Rezerwuarem wirusa są ptaki, a wektorem przeniesienia krwiopijne owady, przede wszystkim komary. Do infekcji u koni (podobnie jak u ludzi) dochodzi po ukłuciu przez komara, który pobrał wirusa od zainfekowanego ptaka. Ani konie, ani ludzie nie zarażają się od siebie.
WNV atakuje układ nerwowy. U 80-90 % zakażonych koni infekcja przebiega bezobjawowo, natomiast u 10-20% koni objawy są wysoce niespecyficzne: od gorączki i drżeń mięśniowych do objawów neurologicznych o różnym spektrum i różnym nasileniu. W ciężkim przebiegu może dojść do zapalenia mózgu, zapalenia opon mózgowo-rdzeniowych, paraliżu i silnych zaburzeń behawioralnych. Śmiertelność u koni objawowych to 30-50%.
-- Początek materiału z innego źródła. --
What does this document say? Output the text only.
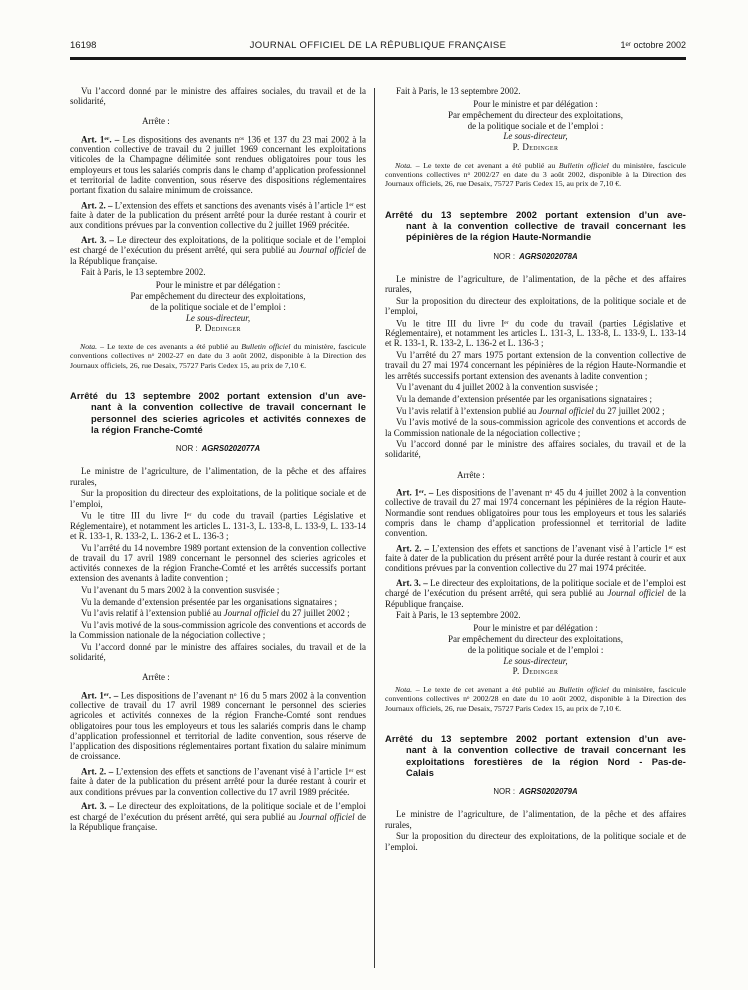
16198	JOURNAL OFFICIEL DE LA RÉPUBLIQUE FRANÇAISE	1ᵉʳ octobre 2002
Vu l’accord donné par le ministre des affaires sociales, du travail et de la solidarité,
Arrête :
Art. 1er. – Les dispositions des avenants $n^{os}$ 136 et 137 du 23 mai 2002 à la convention collective de travail du 2 juillet 1969 concernant les exploitations viticoles de la Champagne délimitée sont rendues obligatoires pour tous les employeurs et tous les salariés compris dans le champ d’application professionnel et territorial de ladite convention, sous réserve des dispositions réglementaires portant fixation du salaire minimum de croissance.
Art. 2. – L’extension des effets et sanctions des avenants visés à l’article 1er est faite à dater de la publication du présent arrêté pour la durée restant à courir et aux conditions prévues par la convention collective du 2 juillet 1969 précitée.
Art. 3. – Le directeur des exploitations, de la politique sociale et de l’emploi est chargé de l’exécution du présent arrêté, qui sera publié au Journal officiel de la République française.
Fait à Paris, le 13 septembre 2002.
Pour le ministre et par délégation :
Par empêchement du directeur des exploitations,
de la politique sociale et de l’emploi :
Le sous-directeur,
P. Dedinger
Nota. – Le texte de ces avenants a été publié au Bulletin officiel du ministère, fascicule conventions collectives $n^o$ 2002-27 en date du 3 août 2002, disponible à la Direction des Journaux officiels, 26, rue Desaix, 75727 Paris Cedex 15, au prix de 7,10 €.
Arrêté du 13 septembre 2002 portant extension d’un ave-
nant à la convention collective de travail concernant le
personnel des scieries agricoles et activités connexes de
la région Franche-Comté
NOR : AGRS0202077A
Le ministre de l’agriculture, de l’alimentation, de la pêche et des affaires rurales,
Sur la proposition du directeur des exploitations, de la politique sociale et de l’emploi,
Vu le titre III du livre Ier du code du travail (parties Législative et Réglementaire), et notamment les articles L. 131-3, L. 133-8, L. 133-9, L. 133-14 et R. 133-1, R. 133-2, L. 136-2 et L. 136-3 ;
Vu l’arrêté du 14 novembre 1989 portant extension de la convention collective de travail du 17 avril 1989 concernant le personnel des scieries agricoles et activités connexes de la région Franche-Comté et les arrêtés successifs portant extension des avenants à ladite convention ;
Vu l’avenant du 5 mars 2002 à la convention susvisée ;
Vu la demande d’extension présentée par les organisations signataires ;
Vu l’avis relatif à l’extension publié au Journal officiel du 27 juillet 2002 ;
Vu l’avis motivé de la sous-commission agricole des conventions et accords de la Commission nationale de la négociation collective ;
Vu l’accord donné par le ministre des affaires sociales, du travail et de la solidarité,
Arrête :
Art. 1er. – Les dispositions de l’avenant $n^o$ 16 du 5 mars 2002 à la convention collective de travail du 17 avril 1989 concernant le personnel des scieries agricoles et activités connexes de la région Franche-Comté sont rendues obligatoires pour tous les employeurs et tous les salariés compris dans le champ d’application professionnel et territorial de ladite convention, sous réserve de l’application des dispositions réglementaires portant fixation du salaire minimum de croissance.
Art. 2. – L’extension des effets et sanctions de l’avenant visé à l’article 1er est faite à dater de la publication du présent arrêté pour la durée restant à courir et aux conditions prévues par la convention collective du 17 avril 1989 précitée.
Art. 3. – Le directeur des exploitations, de la politique sociale et de l’emploi est chargé de l’exécution du présent arrêté, qui sera publié au Journal officiel de la République française.
Fait à Paris, le 13 septembre 2002.
Pour le ministre et par délégation :
Par empêchement du directeur des exploitations,
de la politique sociale et de l’emploi :
Le sous-directeur,
P. Dedinger
Nota. – Le texte de cet avenant a été publié au Bulletin officiel du ministère, fascicule conventions collectives $n^o$ 2002/27 en date du 3 août 2002, disponible à la Direction des Journaux officiels, 26, rue Desaix, 75727 Paris Cedex 15, au prix de 7,10 €.
Arrêté du 13 septembre 2002 portant extension d’un ave-
nant à la convention collective de travail concernant les
pépinières de la région Haute-Normandie
NOR : AGRS0202078A
Le ministre de l’agriculture, de l’alimentation, de la pêche et des affaires rurales,
Sur la proposition du directeur des exploitations, de la politique sociale et de l’emploi,
Vu le titre III du livre Ier du code du travail (parties Législative et Réglementaire), et notamment les articles L. 131-3, L. 133-8, L. 133-9, L. 133-14 et R. 133-1, R. 133-2, L. 136-2 et L. 136-3 ;
Vu l’arrêté du 27 mars 1975 portant extension de la convention collective de travail du 27 mai 1974 concernant les pépinières de la région Haute-Normandie et les arrêtés successifs portant extension des avenants à ladite convention ;
Vu l’avenant du 4 juillet 2002 à la convention susvisée ;
Vu la demande d’extension présentée par les organisations signataires ;
Vu l’avis relatif à l’extension publié au Journal officiel du 27 juillet 2002 ;
Vu l’avis motivé de la sous-commission agricole des conventions et accords de la Commission nationale de la négociation collective ;
Vu l’accord donné par le ministre des affaires sociales, du travail et de la solidarité,
Arrête :
Art. 1er. – Les dispositions de l’avenant $n^o$ 45 du 4 juillet 2002 à la convention collective de travail du 27 mai 1974 concernant les pépinières de la région Haute-Normandie sont rendues obligatoires pour tous les employeurs et tous les salariés compris dans le champ d’application professionnel et territorial de ladite convention.
Art. 2. – L’extension des effets et sanctions de l’avenant visé à l’article 1er est faite à dater de la publication du présent arrêté pour la durée restant à courir et aux conditions prévues par la convention collective du 27 mai 1974 précitée.
Art. 3. – Le directeur des exploitations, de la politique sociale et de l’emploi est chargé de l’exécution du présent arrêté, qui sera publié au Journal officiel de la République française.
Fait à Paris, le 13 septembre 2002.
Pour le ministre et par délégation :
Par empêchement du directeur des exploitations,
de la politique sociale et de l’emploi :
Le sous-directeur,
P. Dedinger
Nota. – Le texte de cet avenant a été publié au Bulletin officiel du ministère, fascicule conventions collectives $n^o$ 2002/28 en date du 10 août 2002, disponible à la Direction des Journaux officiels, 26, rue Desaix, 75727 Paris Cedex 15, au prix de 7,10 €.
Arrêté du 13 septembre 2002 portant extension d’un ave-
nant à la convention collective de travail concernant les
exploitations forestières de la région Nord - Pas-de-
Calais
NOR : AGRS0202079A
Le ministre de l’agriculture, de l’alimentation, de la pêche et des affaires rurales,
Sur la proposition du directeur des exploitations, de la politique sociale et de l’emploi.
Diagnoza opiera się przede wszystkim na oznaczeniu poziomu IgM przeciwko WNV. Jest to wynik rozstrzygający, w oparciu o objawy nie można postawić diagnozy, albowiem wiele chorób, w tym zakażeń wirusowych, może przebiegać z objawami neurologicznymi. Nie ma protokołów leczenia, różne ośrodki stosują różne kombinacje leków i preparatów, w zależności od objawów u konkretnego pacjenta.
Jedyną skuteczną ochroną jest szczepienie. Szczepionka chroni tylko tego jednego, zaszczepionego konia. W Unii Europejskiej zarejestrowane są 3 szczepionki. Żadna z nich w Polsce nie jest w obrocie, ale nie wiadomo, czy producenci w ogóle o taką zgodę występowali. Szczepionka nie jest jednak tania.
Pierwsze opisane zachorowanie u koni miało miejsce w 1999 roku w USA. W Polsce WNV znajdowano u ptaków od około 30 lat. Pierwsze zachorowania u koni, potwierdzone testami laboratoryjnymi, są w naszym kraju od 2024 roku.